Literacy and MSME

MSME.9.5This post provides preliminary reactions to a Consultative Paper on National MSME policy which was solicited by the Development Commissioner, MSME.  Given my expertise, it only addresses the financial aspects of MSME development in India. It is well known that micro- and small enterprises seek informal sources of financing and their organizational structure (of sole proprietorships) is such that financing tends to be much more in the form of debt rather than equity.  Whatever collateral that is provided often takes the form of pawning personal valuables and is difficult to identify, especially for the service segment of these businesses. Without adequate collateral, formal institutional finance is understandably reluctant to participate. To address this, CERSAI has begun to maintain a collateral registry.  In turn, the entrepreneurs themselves do not have the expertise in record-keeping and book-keeping, to meet institutional guidelines. Indeed, enterprise size and structure are likely to be such that the costs of compliance would make the businesses themselves unviable. Programs such as credit linked capital subsidies (CLCS) largely for the manufacturing segment and credit guarantee schemes (CGTMSE) been proposed to address these concerns. Even credit ratings are 75% subsidized, and presumably assist businesses that can continue to be viable with financing, since they wouldn’t subject themselves to outsider scrutiny otherwise. Still, only a small fraction of entrepreneurs approach and a still smaller fraction obtain institutional funds while the majority rely substantially on informal financing sources.

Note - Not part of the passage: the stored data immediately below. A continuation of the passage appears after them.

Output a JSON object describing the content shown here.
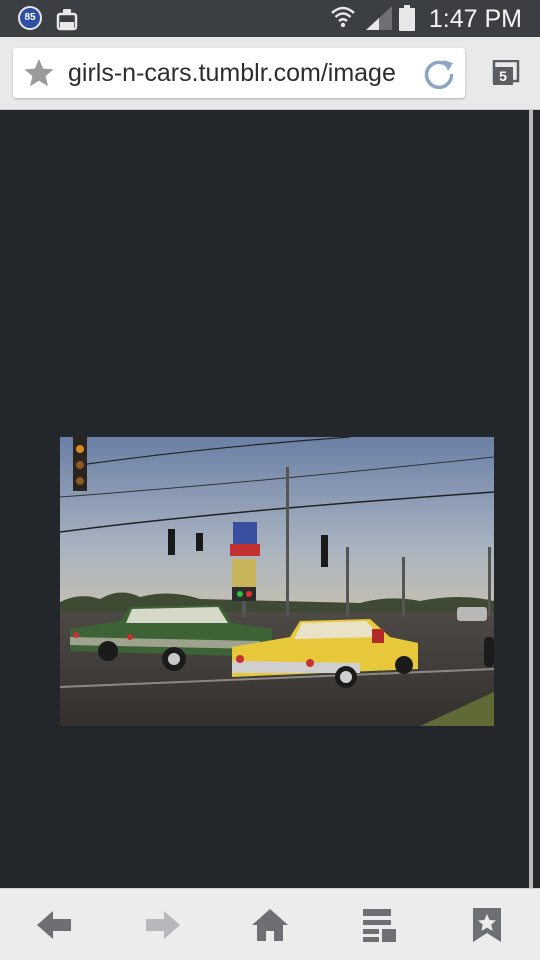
{
  "status_bar": {
    "badge_count": "85",
    "time": "1:47 PM",
    "icons": [
      "notification-badge-icon",
      "clipboard-icon",
      "wifi-icon",
      "signal-icon",
      "battery-icon"
    ]
  },
  "browser": {
    "url": "girls-n-cars.tumblr.com/image",
    "tab_count": "5",
    "icons": [
      "bookmark-star-icon",
      "reload-icon",
      "tabs-icon"
    ]
  },
  "content": {
    "image_subject": "two classic cars at an intersection at sunset"
  },
  "bottom_bar": {
    "icons": [
      "back-arrow-icon",
      "forward-arrow-icon",
      "home-icon",
      "reader-icon",
      "bookmarks-icon"
    ],
    "forward_enabled": false
  },
  "colors": {
    "status_bg": "#3b3e42",
    "toolbar_bg": "#e9e9e9",
    "page_bg": "#23262b",
    "icon_gray": "#6d6f72",
    "reload_blue": "#8aa6c3"
  }
}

Government interventions are targeted at making the MSME environment more palatable to institutional finance. Corresponding efforts to support the entrepreneur in the areas of skill development, connection to end-user markets and the adoption of technology have also been proposed. One aspect that has not achieved much attention is improving entrepreneur financial literacy. Developing such financial literacy would involve: a) ) teaching entrepreneurs the value of record-keeping, financial planning, forecasting, and the revolving nature of working capital needs; b) making entrepreneurs aware of how access to formal finance might benefit the business and; c) helping entrepreneurs understand what causes financial sickness and how they can recover from such distress. One would expect entrepreneurs to have some schooling and therefore the ability to comprehend basic financial concepts. In designing literacy programs the challenge is of course to find the right local language teachers, perhaps involving their more successful peers in delivering such education. It seems that basic training of this nature would be one way to bring down the costs of complying with the requirements for accessing institutional finance.

S.G. Badrinath, Centre for Capital Markets, IIM-Bangalore,  January 13, 2015.